Hamas also points to the capture of some of its leaders by Israel as the provocation for its raid. If Israelis had every right, as Schieffer said, to respond with force to the capture of one soldier by Hamas, then how are Palestinians expected to feel about the more than 9,000 prisoners captured and held by Israel—including 342 juveniles and over 700 held without trial (Mandela Center for Human Rights, 4/30/06)?
Moreover, Israel’s withdrawal did not remotely give Palestinians “what they wanted.” In addition to its continued deadly attacks on Gaza, Israel has continued to control Gaza’s borders and has withheld tens of millions of dollars of tax revenue in response to Hamas’ victory in democratic elections in January 2006. Israel’s actions crippled the Gaza economy and prompting warnings from the U.N. of a looming humanitarian disaster (UNRWA, 7/8/06).
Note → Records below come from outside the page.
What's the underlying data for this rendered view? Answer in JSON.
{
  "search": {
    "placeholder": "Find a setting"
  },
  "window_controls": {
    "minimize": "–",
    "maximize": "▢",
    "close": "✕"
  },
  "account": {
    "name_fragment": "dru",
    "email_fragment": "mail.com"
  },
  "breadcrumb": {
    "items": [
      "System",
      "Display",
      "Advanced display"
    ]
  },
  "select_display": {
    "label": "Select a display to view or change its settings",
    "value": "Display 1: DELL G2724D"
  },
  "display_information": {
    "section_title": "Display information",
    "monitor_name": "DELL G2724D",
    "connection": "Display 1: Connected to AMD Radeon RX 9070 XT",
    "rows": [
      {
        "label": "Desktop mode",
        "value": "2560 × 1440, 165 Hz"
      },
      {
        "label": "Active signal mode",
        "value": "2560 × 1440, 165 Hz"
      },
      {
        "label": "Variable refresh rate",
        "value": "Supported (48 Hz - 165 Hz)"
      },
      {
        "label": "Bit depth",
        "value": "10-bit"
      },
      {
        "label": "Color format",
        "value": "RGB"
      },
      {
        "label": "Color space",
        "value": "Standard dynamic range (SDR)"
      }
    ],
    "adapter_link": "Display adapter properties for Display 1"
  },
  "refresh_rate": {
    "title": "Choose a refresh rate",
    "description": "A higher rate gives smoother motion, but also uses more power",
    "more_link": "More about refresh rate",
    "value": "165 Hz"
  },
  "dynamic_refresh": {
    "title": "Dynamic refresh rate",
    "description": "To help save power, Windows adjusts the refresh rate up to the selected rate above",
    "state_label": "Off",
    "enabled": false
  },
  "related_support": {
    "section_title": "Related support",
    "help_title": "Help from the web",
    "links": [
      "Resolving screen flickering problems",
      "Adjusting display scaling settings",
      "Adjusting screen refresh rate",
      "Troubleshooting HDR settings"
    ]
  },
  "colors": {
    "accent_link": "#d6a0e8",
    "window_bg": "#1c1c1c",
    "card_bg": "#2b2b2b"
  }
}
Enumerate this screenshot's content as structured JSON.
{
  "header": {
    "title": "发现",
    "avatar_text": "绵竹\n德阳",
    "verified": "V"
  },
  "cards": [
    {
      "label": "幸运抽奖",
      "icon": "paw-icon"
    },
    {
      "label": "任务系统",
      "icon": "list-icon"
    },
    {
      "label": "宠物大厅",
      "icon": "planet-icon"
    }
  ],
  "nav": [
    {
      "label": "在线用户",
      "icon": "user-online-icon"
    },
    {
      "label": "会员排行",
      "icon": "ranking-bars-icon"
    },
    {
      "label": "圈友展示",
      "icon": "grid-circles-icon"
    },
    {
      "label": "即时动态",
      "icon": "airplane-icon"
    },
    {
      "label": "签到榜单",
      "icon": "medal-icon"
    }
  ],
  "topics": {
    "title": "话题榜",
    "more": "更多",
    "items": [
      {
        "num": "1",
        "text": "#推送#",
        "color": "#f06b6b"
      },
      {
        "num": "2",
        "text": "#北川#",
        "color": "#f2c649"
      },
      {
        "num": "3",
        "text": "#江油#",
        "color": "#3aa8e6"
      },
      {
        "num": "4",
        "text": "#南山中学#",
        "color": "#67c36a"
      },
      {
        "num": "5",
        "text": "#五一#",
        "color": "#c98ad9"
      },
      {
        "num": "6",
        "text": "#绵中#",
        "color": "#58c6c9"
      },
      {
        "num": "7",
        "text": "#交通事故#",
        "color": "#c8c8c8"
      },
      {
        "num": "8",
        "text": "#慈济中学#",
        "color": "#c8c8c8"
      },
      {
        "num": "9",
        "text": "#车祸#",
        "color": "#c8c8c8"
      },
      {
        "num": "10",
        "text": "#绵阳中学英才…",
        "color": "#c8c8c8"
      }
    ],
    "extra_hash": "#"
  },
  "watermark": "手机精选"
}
None of this is to say that Hamas, which has regularly ignored the distinction between military and civilian targets, does not share part of the blame for the current crisis. But to act as though Israel had been behaving as a peace-loving neighbor to Gaza until the soldier’s capture is a willful rewriting of very recent history. The most Schieffer can bring himself to say about Israel is this:
“Israel had every right to respond, and it did. But again, this is the Middle East, so perhaps a response may have made it all worse by giving moderate Arabs in the region an excuse to distance themselves from Israel.”
Israel’s “response” has resulted in the deaths to date of at least 103 Palestinians, while no Israelis have died other than one soldier killed by friendly fire (New York Times, 7/19/06). Meanwhile, Israel has also destroyed Gaza’s main power plant and its water system, leaving tens of thousands of Gaza families without access to food, water and medical care (Oxfam, 7/19/06). In Lebanon, Israel has killed over 300 people, the vast majority of them civilians, wounded over 1000 and displaced half a million (MSNBC, 7/19/06). To call such devastation an “excuse” for Arabs to “distance themselves from Israel” is a trivialization of real human suffering.
Why is Bob Schieffer allowed to get away with such shallow, dismissive coverage of complicated and tragic events? Because it’s the Middle East.